Warren Farrel #sexist #psycho #dunning-kruger reddit.com

@fiskitall

Can you comment about how your concept of "date fraud" affects male victims of sexual violence? You write,

It is important that a woman’s “noes” be respected and her “yeses” be respected. And it is also important when her nonverbal “yeses” (tongues still touching) conflict with those verbal “noes” that the man not be put in jail for choosing the “yes” over the “no.” He might just be trying to become her fantasy. (p. 315)

It's common for people to think men cannot be raped. When a man says "no" people may interpret this as a mixed message and decide to "become [his] fantasy" and he could be raped.

Also, does this mean that any defendent who can reasonably asert there were mixed messages (or so they thought) should be found "not guilty"? That's a steep burden for prosecutors.

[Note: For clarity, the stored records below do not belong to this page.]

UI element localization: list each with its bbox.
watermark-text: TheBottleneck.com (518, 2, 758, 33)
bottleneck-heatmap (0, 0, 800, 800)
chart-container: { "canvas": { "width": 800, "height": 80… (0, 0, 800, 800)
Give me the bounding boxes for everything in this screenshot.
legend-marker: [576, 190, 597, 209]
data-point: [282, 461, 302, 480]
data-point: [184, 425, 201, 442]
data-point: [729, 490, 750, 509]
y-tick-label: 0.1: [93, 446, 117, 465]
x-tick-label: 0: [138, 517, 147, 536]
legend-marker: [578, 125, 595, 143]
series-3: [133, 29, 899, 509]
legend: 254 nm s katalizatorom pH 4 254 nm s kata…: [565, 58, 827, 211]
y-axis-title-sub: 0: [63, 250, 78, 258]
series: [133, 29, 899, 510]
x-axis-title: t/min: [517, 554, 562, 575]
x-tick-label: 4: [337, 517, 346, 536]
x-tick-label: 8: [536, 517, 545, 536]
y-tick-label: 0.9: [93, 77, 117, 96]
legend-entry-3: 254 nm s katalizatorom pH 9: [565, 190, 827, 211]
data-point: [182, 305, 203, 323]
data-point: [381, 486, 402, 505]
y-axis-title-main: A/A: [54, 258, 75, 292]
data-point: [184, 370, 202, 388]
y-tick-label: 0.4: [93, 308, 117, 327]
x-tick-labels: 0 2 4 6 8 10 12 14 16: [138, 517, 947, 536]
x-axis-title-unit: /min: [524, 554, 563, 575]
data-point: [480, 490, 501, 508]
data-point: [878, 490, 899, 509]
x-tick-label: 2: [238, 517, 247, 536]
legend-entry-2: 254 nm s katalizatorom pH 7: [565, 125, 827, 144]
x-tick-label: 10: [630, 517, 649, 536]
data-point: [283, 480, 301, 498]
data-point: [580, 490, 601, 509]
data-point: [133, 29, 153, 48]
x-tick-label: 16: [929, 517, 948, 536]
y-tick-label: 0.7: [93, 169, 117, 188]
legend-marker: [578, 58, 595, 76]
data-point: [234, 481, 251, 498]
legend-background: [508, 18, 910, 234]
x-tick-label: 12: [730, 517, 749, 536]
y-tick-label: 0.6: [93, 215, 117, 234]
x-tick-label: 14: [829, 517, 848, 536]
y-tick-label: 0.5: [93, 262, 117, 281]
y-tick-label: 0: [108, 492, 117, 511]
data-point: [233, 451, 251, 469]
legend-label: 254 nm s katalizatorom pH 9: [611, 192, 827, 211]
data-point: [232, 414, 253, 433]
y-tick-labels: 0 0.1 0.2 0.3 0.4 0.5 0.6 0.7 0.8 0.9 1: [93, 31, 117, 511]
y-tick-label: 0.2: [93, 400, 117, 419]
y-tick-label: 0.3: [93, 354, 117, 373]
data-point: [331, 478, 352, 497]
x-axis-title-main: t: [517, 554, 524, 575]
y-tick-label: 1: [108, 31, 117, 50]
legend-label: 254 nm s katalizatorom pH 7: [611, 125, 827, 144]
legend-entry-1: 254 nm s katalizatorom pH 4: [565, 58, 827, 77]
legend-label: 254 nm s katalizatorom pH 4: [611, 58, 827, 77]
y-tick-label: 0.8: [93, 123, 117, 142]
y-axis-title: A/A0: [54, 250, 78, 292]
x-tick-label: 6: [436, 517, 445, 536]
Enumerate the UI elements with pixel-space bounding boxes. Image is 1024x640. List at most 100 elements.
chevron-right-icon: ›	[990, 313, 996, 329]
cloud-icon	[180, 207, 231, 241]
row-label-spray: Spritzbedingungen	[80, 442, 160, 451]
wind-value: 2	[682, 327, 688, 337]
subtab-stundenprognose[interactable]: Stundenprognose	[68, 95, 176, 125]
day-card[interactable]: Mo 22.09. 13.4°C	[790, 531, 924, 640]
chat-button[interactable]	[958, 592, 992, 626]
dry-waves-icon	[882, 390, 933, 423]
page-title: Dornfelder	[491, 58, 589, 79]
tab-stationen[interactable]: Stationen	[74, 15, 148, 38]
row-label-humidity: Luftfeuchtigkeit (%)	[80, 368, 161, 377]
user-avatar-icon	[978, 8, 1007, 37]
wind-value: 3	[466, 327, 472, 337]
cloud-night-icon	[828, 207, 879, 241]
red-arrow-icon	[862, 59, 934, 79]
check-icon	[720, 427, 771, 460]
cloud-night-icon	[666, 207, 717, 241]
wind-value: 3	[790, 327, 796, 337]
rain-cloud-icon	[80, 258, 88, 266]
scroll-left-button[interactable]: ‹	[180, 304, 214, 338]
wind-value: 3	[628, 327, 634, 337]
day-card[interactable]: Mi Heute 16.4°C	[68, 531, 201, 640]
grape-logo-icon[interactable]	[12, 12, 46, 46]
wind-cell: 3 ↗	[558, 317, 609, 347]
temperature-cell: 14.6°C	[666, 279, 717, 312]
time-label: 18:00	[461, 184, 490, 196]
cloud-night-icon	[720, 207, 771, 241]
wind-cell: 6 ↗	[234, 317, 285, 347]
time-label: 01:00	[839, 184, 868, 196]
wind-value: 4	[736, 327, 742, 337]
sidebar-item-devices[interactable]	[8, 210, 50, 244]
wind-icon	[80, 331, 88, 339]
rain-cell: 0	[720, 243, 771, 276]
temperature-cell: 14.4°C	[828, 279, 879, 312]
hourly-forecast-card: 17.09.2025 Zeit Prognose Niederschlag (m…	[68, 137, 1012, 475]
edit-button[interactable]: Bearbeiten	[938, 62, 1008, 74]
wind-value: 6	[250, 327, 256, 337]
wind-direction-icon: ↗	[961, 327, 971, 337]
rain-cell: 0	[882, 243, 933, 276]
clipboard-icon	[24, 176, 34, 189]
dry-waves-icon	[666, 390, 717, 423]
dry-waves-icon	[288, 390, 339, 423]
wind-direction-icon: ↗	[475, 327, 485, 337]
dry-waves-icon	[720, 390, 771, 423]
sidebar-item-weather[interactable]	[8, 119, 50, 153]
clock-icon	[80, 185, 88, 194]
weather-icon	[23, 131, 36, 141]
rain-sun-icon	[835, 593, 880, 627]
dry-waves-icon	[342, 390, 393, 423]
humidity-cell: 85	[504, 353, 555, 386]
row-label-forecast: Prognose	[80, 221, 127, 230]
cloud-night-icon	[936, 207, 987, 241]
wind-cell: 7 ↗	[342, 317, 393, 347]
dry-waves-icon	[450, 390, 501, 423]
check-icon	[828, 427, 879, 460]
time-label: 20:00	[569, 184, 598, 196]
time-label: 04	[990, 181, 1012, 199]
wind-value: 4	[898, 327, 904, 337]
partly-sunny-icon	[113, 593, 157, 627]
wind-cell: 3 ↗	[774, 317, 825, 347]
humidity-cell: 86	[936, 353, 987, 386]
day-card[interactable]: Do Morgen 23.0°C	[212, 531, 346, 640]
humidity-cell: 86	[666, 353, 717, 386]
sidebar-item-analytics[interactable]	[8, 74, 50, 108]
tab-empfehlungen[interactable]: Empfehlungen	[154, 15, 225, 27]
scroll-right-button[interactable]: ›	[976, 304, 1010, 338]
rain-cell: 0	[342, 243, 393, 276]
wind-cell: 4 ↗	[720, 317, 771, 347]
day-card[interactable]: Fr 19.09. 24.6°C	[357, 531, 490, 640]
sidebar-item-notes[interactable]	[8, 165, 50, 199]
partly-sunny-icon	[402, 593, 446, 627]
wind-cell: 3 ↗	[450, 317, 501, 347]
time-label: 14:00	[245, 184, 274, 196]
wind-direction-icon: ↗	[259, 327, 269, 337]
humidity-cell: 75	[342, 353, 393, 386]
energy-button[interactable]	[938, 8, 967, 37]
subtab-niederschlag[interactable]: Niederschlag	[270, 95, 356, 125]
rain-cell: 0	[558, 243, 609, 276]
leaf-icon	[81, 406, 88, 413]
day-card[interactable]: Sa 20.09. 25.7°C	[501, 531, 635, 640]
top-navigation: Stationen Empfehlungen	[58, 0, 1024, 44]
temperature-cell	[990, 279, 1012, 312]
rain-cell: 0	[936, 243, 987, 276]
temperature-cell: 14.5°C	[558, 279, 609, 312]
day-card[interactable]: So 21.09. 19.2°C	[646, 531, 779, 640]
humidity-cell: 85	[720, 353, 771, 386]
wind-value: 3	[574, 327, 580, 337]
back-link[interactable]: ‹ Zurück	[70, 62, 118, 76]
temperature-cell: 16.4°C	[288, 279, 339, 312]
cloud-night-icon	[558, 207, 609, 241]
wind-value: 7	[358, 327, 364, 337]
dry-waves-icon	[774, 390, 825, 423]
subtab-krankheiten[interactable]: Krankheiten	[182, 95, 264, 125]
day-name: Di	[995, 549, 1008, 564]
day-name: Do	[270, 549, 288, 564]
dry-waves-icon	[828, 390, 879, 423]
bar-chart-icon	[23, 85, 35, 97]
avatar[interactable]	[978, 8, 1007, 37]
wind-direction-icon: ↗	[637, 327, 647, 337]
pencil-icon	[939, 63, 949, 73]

the quote comes from the politics of sex chapter of The Myth of Male Power. The point that "He might just be trying to become her fantasy" comes after a discussion of how romance novels and, in my 2014 edition, books like 50 Shades of Grey--books that are the female fantasy--are rarely titled, "He Stopped When I Said 'No.'" The point is that women's romance novels are still fantasizing the male-female dichotomy of attract/resist versus pursue/persist, and the law is increasingly punishing that as sexual harassment or date rape.

the law is about dichotomy: guilty vs. innocent. male-female sexual attraction is about nuance. the court can't begin to address the nuances of the male-female tango. the male role is punishable by law. women have not been resocialized to share the risks of rejection by expectation, only by option. the male role is being criminalized; the female increasingly has the option of calling his role courtship when she likes it, and taking him to court when she doesn't.

the answer is education about each sex's fears and feelings--and that education being from early junior high school. we need to focus on making adolescence a better preparation for real love within the framework of respect for the differences in our hormones.

the most dangerous thing that's going on in some colleges is saying that a woman who says "yes" but is drunk can say in the morning that she was raped, because she was drunk and wasn't responsible. this is like saying someone who drinks and gets in the car and has an accident is not responsible and shouldn't get a DUI because she or he is drunk. we would never say the guy isn't responsible for raping her because he's drunk. these rules infantalize women and the female role, and criminalize men and the male role.